Reconstitution of the PML-pRB, but not of the PML-RARα-pRB, complex in rabbit reticulocyte lysates. pRB was in vitro translated together with PML3 (A) or P/R-HA (B), using rabbit reticulocyte lysates. The resulting products were immunoprecipitated with either anti-PML or anti-pRB antibodies, as indicated above the lanes (see the legend to Fig. 2 for abbreviations). A fraction of the co-in vitro translation product was loaded as a control (co-i.v.t.). In vitro translation products of the single proteins are loaded at the right of each panel, to exclude comigration of nonspecific bands.

FIG. 7

Functional relevance of the PML-pRB association. (A) PML inhibits colony formation with a pRB-independent mechanism.
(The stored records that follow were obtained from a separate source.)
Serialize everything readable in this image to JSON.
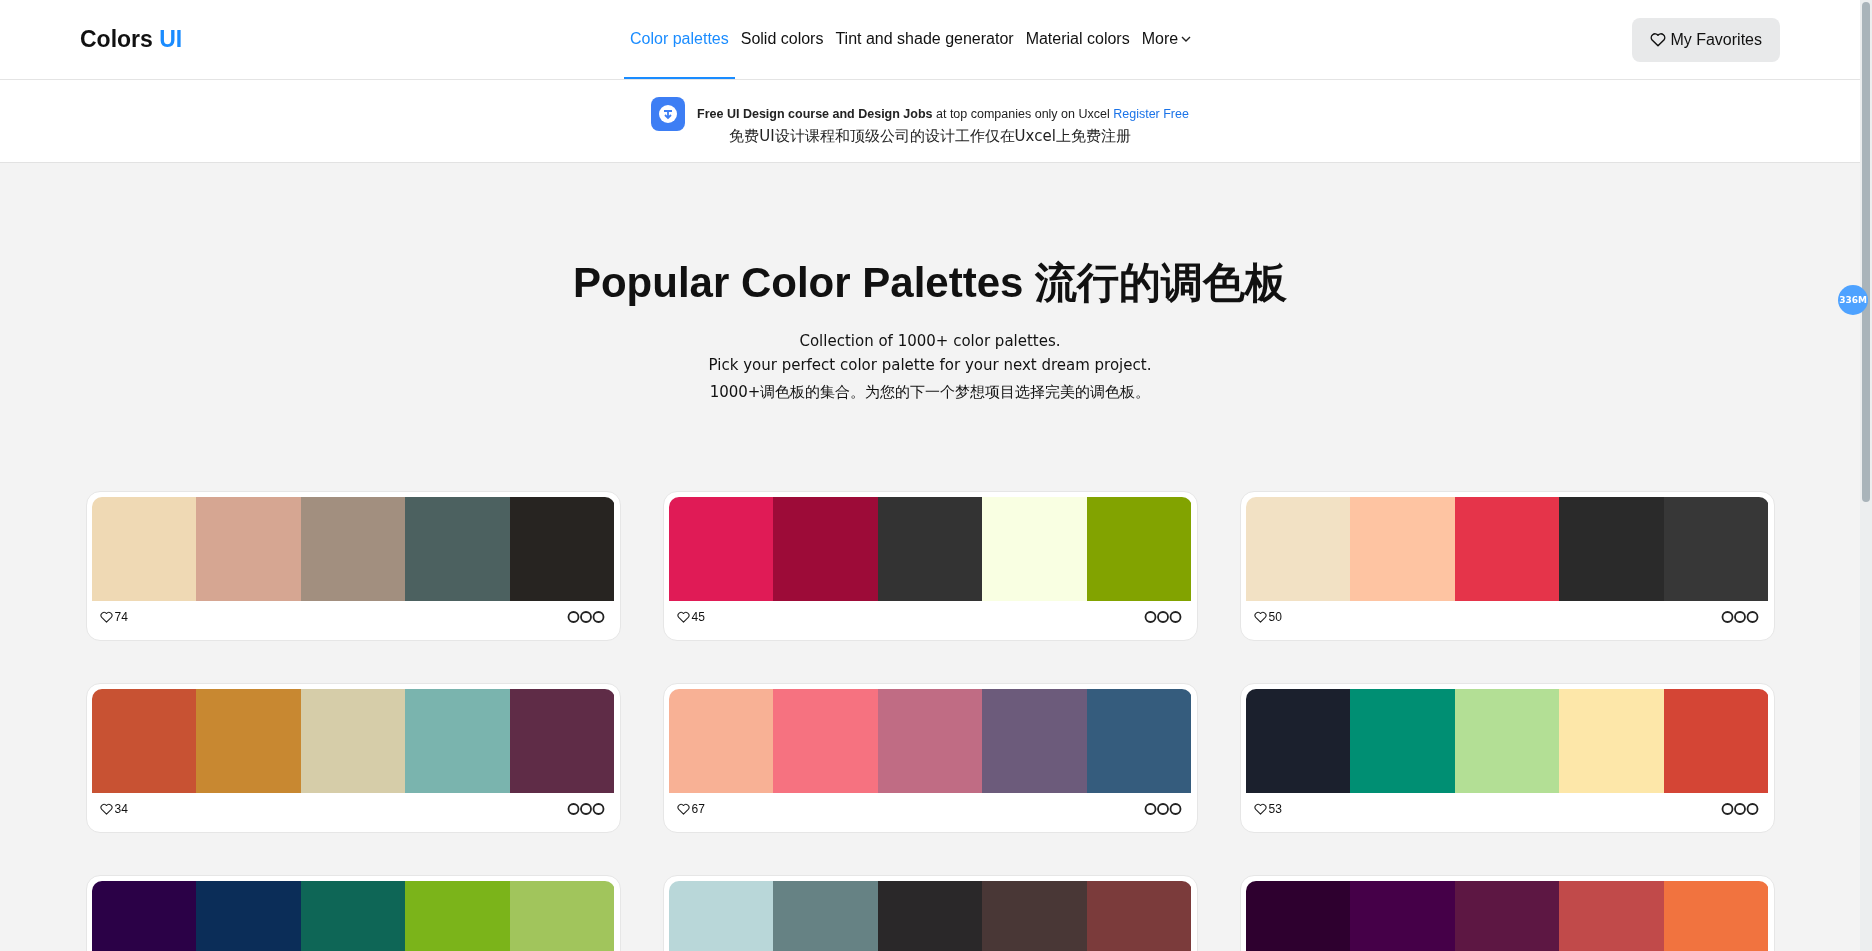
{
  "header": {
    "logo": {
      "text": "Colors",
      "accent": "UI"
    },
    "nav": [
      {
        "label": "Color palettes",
        "selected": true
      },
      {
        "label": "Solid colors",
        "selected": false
      },
      {
        "label": "Tint and shade generator",
        "selected": false
      },
      {
        "label": "Material colors",
        "selected": false
      },
      {
        "label": "More",
        "selected": false,
        "kind": "dropdown"
      }
    ],
    "favorites_button": "My Favorites"
  },
  "banner": {
    "text": "**Free UI Design course and Design Jobs** at top companies only on Uxcel",
    "link": "Register Free",
    "translation": "免费UI设计课程和顶级公司的设计工作仅在Uxcel上免费注册"
  },
  "hero": {
    "title": "Popular Color Palettes 流行的调色板",
    "subtitle": [
      "Collection of 1000+ color palettes.",
      "Pick your perfect color palette for your next dream project."
    ],
    "translation": "1000+调色板的集合。为您的下一个梦想项目选择完美的调色板。"
  },
  "palettes": [
    {
      "swatches": [
        {
          "color": "#efd9b4"
        },
        {
          "color": "#d6a692"
        },
        {
          "color": "#a28f7f"
        },
        {
          "color": "#4c6160"
        },
        {
          "color": "#272421"
        }
      ],
      "likes": "74"
    },
    {
      "swatches": [
        {
          "color": "#e01b56"
        },
        {
          "color": "#9d0b38"
        },
        {
          "color": "#333333"
        },
        {
          "color": "#f9ffe2"
        },
        {
          "color": "#82a300"
        }
      ],
      "likes": "45"
    },
    {
      "swatches": [
        {
          "color": "#f2e1c4"
        },
        {
          "color": "#fec4a2"
        },
        {
          "color": "#e5344a"
        },
        {
          "color": "#2a2a2a"
        },
        {
          "color": "#373737"
        }
      ],
      "likes": "50"
    },
    {
      "swatches": [
        {
          "color": "#c85233"
        },
        {
          "color": "#c88831"
        },
        {
          "color": "#d6cda9"
        },
        {
          "color": "#7ab4ae"
        },
        {
          "color": "#5f2c47"
        }
      ],
      "likes": "34"
    },
    {
      "swatches": [
        {
          "color": "#f8b195"
        },
        {
          "color": "#f67280"
        },
        {
          "color": "#c06c84"
        },
        {
          "color": "#6c5b7b"
        },
        {
          "color": "#355c7d"
        }
      ],
      "likes": "67"
    },
    {
      "swatches": [
        {
          "color": "#1b202d"
        },
        {
          "color": "#008f73"
        },
        {
          "color": "#b3df95"
        },
        {
          "color": "#fde7a9"
        },
        {
          "color": "#d44535"
        }
      ],
      "likes": "53"
    },
    {
      "swatches": [
        {
          "color": "#2b0147"
        },
        {
          "color": "#0b2d58"
        },
        {
          "color": "#0e6656"
        },
        {
          "color": "#7bb41a"
        },
        {
          "color": "#a1c55c"
        }
      ]
    },
    {
      "swatches": [
        {
          "color": "#b9d7d9"
        },
        {
          "color": "#668284"
        },
        {
          "color": "#2a2829"
        },
        {
          "color": "#493736"
        },
        {
          "color": "#7b3b3b"
        }
      ]
    },
    {
      "swatches": [
        {
          "color": "#2e002f"
        },
        {
          "color": "#450048"
        },
        {
          "color": "#5d1743"
        },
        {
          "color": "#c14a4a"
        },
        {
          "color": "#f1733f"
        }
      ]
    }
  ],
  "memory_badge": "336M"
}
C33A cells, which lack functional pRB, were transfected with equimolar quantities of the expression vectors indicated below the graph; G418-resistant colonies were scored after 12 to 15 days of selection. Results are shown as percentage of colonies with respect to C33A cells transfected with an empty vector (control). The results represent the average of four separate experiments, each performed in triplicate. (B) Effect of PML3 and PML-RARα on pRB regulation of GR-mediated transcription in HeLa cells. The data are expressed as fold activation of plasmid MTV-LTR-CAT with respect to the basal control value. Results are the average of four separate experiments, each performed in triplicate. hGR, human GR; Dex, dexamethasone.